2025-03-07 18:46:17 | 熊本市の公共交通問題
公共交通の「決済システム」更新・・・住民の利便性確保を前提に
機能向上を伴わない更新も国の支援対象になる方針が示されました
3月6日に開かれた「熊本市地域公共交通に関する特別委員会」に、2024年6月議会で付けられていた付帯決議に関するその後の対応が報告されました。
バス事業の「決済システム」更新時には、国の支援対象外であった「機能向上を伴わない更新」が、次年度以降「機能更新を伴わない単純更新」であっても国の支援対象とする方針が示されました。
特別委員会では、国の2025年度予算が決定し、「機能向上を伴わない更新」への支援も含めた予算措置が行われれば、4月以降に国の要綱が示されることから、夏ごろには検討が可能となることがわかりました。
熊本市としても、今後の「決済システム更新」は、国の支援を踏まえた検討ができます。

市電の「決済システム更新」は、現在使用可能な「全国共通IC カード」の継続利用も視野に入れて
市電の「決済システム」更新は、バス事業に1年遅れて行われます。
よって、2025年度が検討の年となります。
夏ごろには、国の支援変更を受けての検討を始めることができそうな状況なので、現在「全国共通ICカード」の利用が可能な市電では、その継続利用も視野に入れて検討すべきです。

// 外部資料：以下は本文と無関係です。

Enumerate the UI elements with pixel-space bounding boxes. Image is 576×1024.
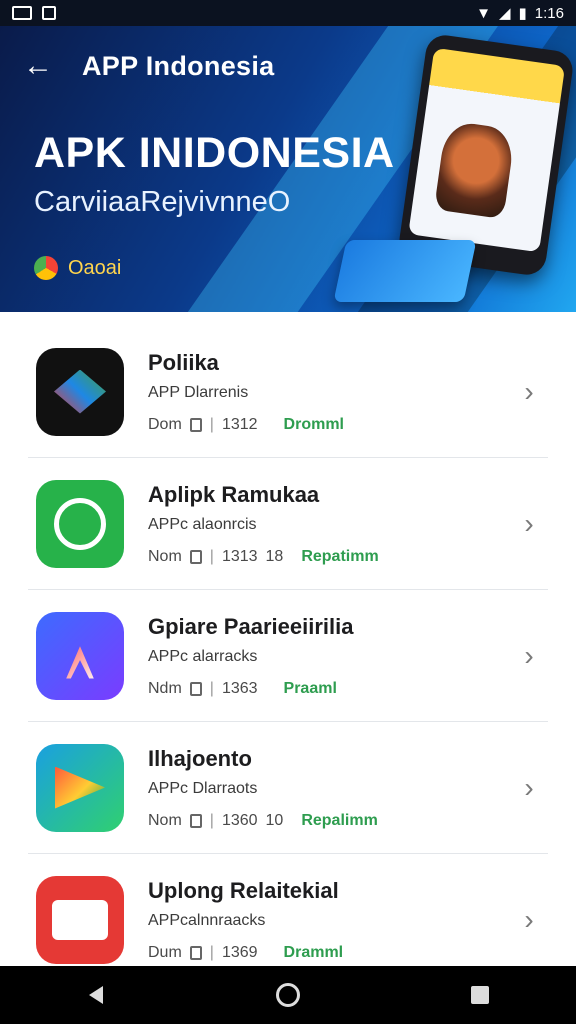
app-info: Ilhajoento APPc Dlarraots Nom | 1360 10 … bbox=[148, 746, 518, 830]
app-meta: Ndm | 1363 Praaml bbox=[148, 680, 518, 698]
app-icon bbox=[36, 479, 124, 568]
brand-logo-icon bbox=[34, 256, 58, 280]
app-logo-icon bbox=[55, 766, 105, 809]
app-icon bbox=[36, 611, 124, 700]
back-nav-icon[interactable] bbox=[81, 980, 111, 1010]
app-meta: Dum | 1369 Dramml bbox=[148, 944, 518, 962]
app-row[interactable]: Poliika APP Dlarrenis Dom | 1312 Dromml … bbox=[28, 326, 548, 458]
app-row[interactable]: Aplipk Ramukaa APPc alaonrcis Nom | 1313… bbox=[28, 458, 548, 590]
app-count: 1363 bbox=[221, 679, 258, 697]
app-info: Gpiare Paarieeiirilia APPc alarracks Ndm… bbox=[148, 614, 518, 698]
phone-screen bbox=[408, 47, 566, 253]
back-arrow-icon[interactable]: ← bbox=[18, 46, 58, 86]
app-count: 1369 bbox=[221, 943, 258, 961]
chevron-right-icon[interactable]: › bbox=[518, 376, 540, 407]
download-icon bbox=[189, 549, 202, 564]
download-icon bbox=[189, 945, 202, 960]
app-count: 1360 bbox=[221, 811, 258, 829]
app-size: Dom bbox=[148, 415, 182, 433]
app-size: Nom bbox=[148, 547, 182, 565]
app-name: Poliika bbox=[148, 349, 219, 375]
system-nav-bar bbox=[0, 966, 576, 1024]
hero-subtitle: CarviiaaRejvivnneO bbox=[34, 186, 291, 218]
hero-title: APK INIDONESIA bbox=[34, 129, 395, 177]
app-status[interactable]: Dramml bbox=[284, 944, 344, 962]
chevron-right-icon[interactable]: › bbox=[518, 772, 540, 803]
app-extra: 18 bbox=[265, 547, 284, 565]
header-banner: ← APP Indonesia APK INIDONESIA CarviiaaR… bbox=[0, 26, 576, 312]
app-name: Aplipk Ramukaa bbox=[148, 481, 320, 507]
app-info: Poliika APP Dlarrenis Dom | 1312 Dromml bbox=[148, 350, 518, 434]
phone-artwork bbox=[433, 120, 516, 220]
app-extra: 10 bbox=[265, 811, 284, 829]
notification-icon bbox=[42, 6, 56, 20]
back-triangle bbox=[89, 986, 103, 1004]
home-circle bbox=[276, 983, 300, 1007]
app-size: Dum bbox=[148, 943, 182, 961]
app-count: 1313 bbox=[221, 547, 258, 565]
meta-separator: | bbox=[209, 811, 214, 829]
app-name: Gpiare Paarieeiirilia bbox=[148, 613, 354, 639]
brand-label: Oaoai bbox=[68, 256, 122, 279]
app-status[interactable]: Dromml bbox=[284, 416, 344, 434]
meta-separator: | bbox=[209, 547, 214, 565]
app-row[interactable]: Ilhajoento APPc Dlarraots Nom | 1360 10 … bbox=[28, 722, 548, 854]
card-illustration bbox=[333, 240, 477, 302]
status-bar: ▼ ◢ ▮ 1:16 bbox=[0, 0, 576, 26]
wifi-icon: ▼ bbox=[476, 4, 491, 22]
recents-square bbox=[471, 986, 489, 1004]
app-name: Uplong Relaitekial bbox=[148, 877, 339, 903]
app-meta: Nom | 1360 10 Repalimm bbox=[148, 812, 518, 830]
chevron-right-icon[interactable]: › bbox=[518, 904, 540, 935]
status-right: ▼ ◢ ▮ 1:16 bbox=[476, 4, 564, 23]
app-size: Nom bbox=[148, 811, 182, 829]
meta-separator: | bbox=[209, 415, 214, 433]
app-publisher: APP Dlarrenis bbox=[148, 383, 249, 401]
app-logo-icon bbox=[52, 899, 108, 940]
app-publisher: APPc Dlarraots bbox=[148, 779, 258, 797]
app-info: Uplong Relaitekial APPcalnnraacks Dum | … bbox=[148, 878, 518, 962]
app-status[interactable]: Repatimm bbox=[301, 548, 378, 566]
app-meta: Nom | 1313 18 Repatimm bbox=[148, 548, 518, 566]
download-icon bbox=[189, 681, 202, 696]
battery-icon: ▮ bbox=[518, 5, 527, 22]
app-info: Aplipk Ramukaa APPc alaonrcis Nom | 1313… bbox=[148, 482, 518, 566]
download-icon bbox=[189, 813, 202, 828]
app-row[interactable]: Gpiare Paarieeiirilia APPc alarracks Ndm… bbox=[28, 590, 548, 722]
app-status[interactable]: Repalimm bbox=[301, 812, 377, 830]
app-publisher: APPc alaonrcis bbox=[148, 515, 257, 533]
app-status[interactable]: Praaml bbox=[284, 680, 337, 698]
screen-record-icon bbox=[12, 6, 32, 20]
home-nav-icon[interactable] bbox=[273, 980, 303, 1010]
app-count: 1312 bbox=[221, 415, 258, 433]
app-icon bbox=[36, 347, 124, 436]
app-icon bbox=[36, 743, 124, 832]
status-time: 1:16 bbox=[534, 4, 564, 22]
recents-nav-icon[interactable] bbox=[465, 980, 495, 1010]
chevron-right-icon[interactable]: › bbox=[518, 508, 540, 539]
app-name: Ilhajoento bbox=[148, 745, 252, 771]
chevron-right-icon[interactable]: › bbox=[518, 640, 540, 671]
app-size: Ndm bbox=[148, 679, 182, 697]
app-logo-icon bbox=[54, 497, 106, 550]
download-icon bbox=[189, 417, 202, 432]
app-list: Poliika APP Dlarrenis Dom | 1312 Dromml … bbox=[0, 326, 576, 985]
toolbar-title: APP Indonesia bbox=[82, 50, 275, 81]
app-publisher: APPcalnnraacks bbox=[148, 911, 266, 929]
meta-separator: | bbox=[209, 943, 214, 961]
meta-separator: | bbox=[209, 679, 214, 697]
app-icon bbox=[36, 875, 124, 964]
hero-brand: Oaoai bbox=[34, 256, 121, 280]
status-left bbox=[12, 6, 56, 20]
signal-icon: ◢ bbox=[498, 5, 511, 22]
app-logo-icon bbox=[54, 369, 106, 414]
app-logo-icon bbox=[66, 646, 94, 679]
app-meta: Dom | 1312 Dromml bbox=[148, 416, 518, 434]
app-publisher: APPc alarracks bbox=[148, 647, 258, 665]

財政的な問題もありますが、他会計からの支援も含め、市電の利便性向上、市民サービスを後退させない立場での検討が求められます。
市電の「決済システム更新」にあたっては、利用者の立場にたった更新の検討を求めました。

インシデントの多発を克服し、安心して利用できる利便性の高い市電になっていくよう、今後も特別委員会で発言していきたいと思います。
みなさんのご意見もお寄せください。